Famously fastidious about what she wants in the studio, Shakira admits that she loosened the reins a bit this time around. “I have a very hard time delegating,” she says. “Getting into the meat of it, working on arrangements, exploring what sound or instrument might create that ‘eureka’ moment is the most exciting part of the process to me. But luckily on this record I worked with such talented people who put me at ease and helped me achieve a balance between wanting to remain really hands-on but still being able to make time for my family. I’m really grateful for that.”

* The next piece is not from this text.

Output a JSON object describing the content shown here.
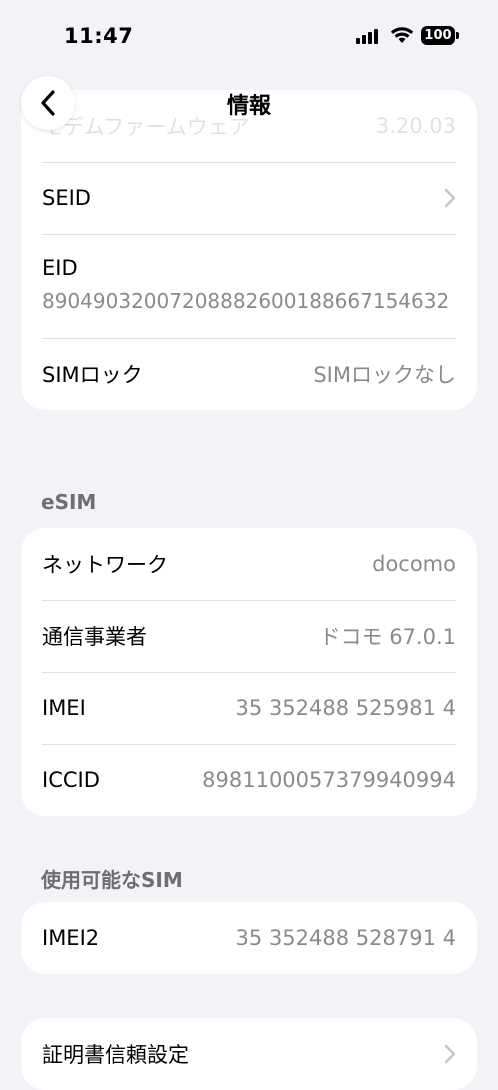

Her passion and devotion to detail are what has kept Shakira in the spotlight for so many years, with several multi-platinum albums that have spawned a string of blockbusters singles, such as “Hips Don’t Like,” “Wherever, Whenever,” “Beautiful Liar,” and “Waka Waka (This Time for Africa),” the official song of the 2010 FIFA World Cup. She is arguably Latin pop’s biggest crossover artist, racking up countless awards (including two Grammys, eight Latin Grammys, four World Music Awards, three American Music Awards, and five Billboard Music Awards) and earning a rabid fan base, millions of whom turn out for her exuberant world tours. She is also known for her social activism, having founded, at age 18, the Pies Descalzos (Barefoot) Foundation, which provides education to impoverished children through six schools in Colombia, and does outreach in Haiti and South Africa. Appointed to President Obama’s Advisory Commission on Educational Excellence for Hispanics in 2011, Shakira has met with the president at the White House and spoken about universal access to education at both Harvard and Oxford University.

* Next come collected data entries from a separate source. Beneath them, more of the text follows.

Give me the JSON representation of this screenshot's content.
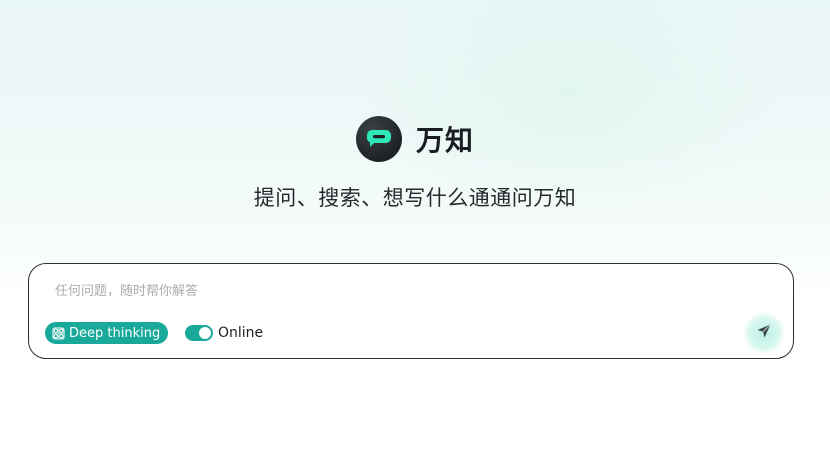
{
  "brand": {
    "name": "万知",
    "logo_icon": "chat-bubble-icon",
    "accent_color": "#2ee6b8"
  },
  "tagline": "提问、搜索、想写什么通通问万知",
  "composer": {
    "placeholder": "任何问题，随时帮你解答",
    "value": "",
    "deep_thinking": {
      "label": "Deep thinking",
      "icon": "atom-icon",
      "active": true
    },
    "online": {
      "label": "Online",
      "enabled": true
    },
    "send_icon": "send-arrow-icon"
  },
  "colors": {
    "accent": "#18a99a",
    "send_bg": "#c6f3e8"
  }
}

In 2012, Shakira brought her spitfire personality and extensive experience to NBC’s hit show The Voice as a coach, doling out advice to aspiring artist contestants on the fourth season as well as the current one. “What I love about the show is that it’s about developing artists for the long haul and helping them find their strengths and unique qualities that set them apart, instead of simply judging them,” she says. “I wish as a young artist that I’d had a similar experience when starting out, because when you’re surrounded by many people telling you what you should be or how you should sound, it’s sometimes hard to hold onto what is really you.”
Now more than 20 years into her career, and having just released her tenth album, Shakira has earned the right to do things her way. “I think my goal at the end of the day is always just to be honest and true to myself as an artist, and that the music reflects who I am and what I’m feeling at the time that I made it,” she says. “Since this album evolved over a longer period than the others and over a very eventful time of my life, it is one of the more eclectic albums I’ve made — but I think people will find that the sound is still very much Shakira.”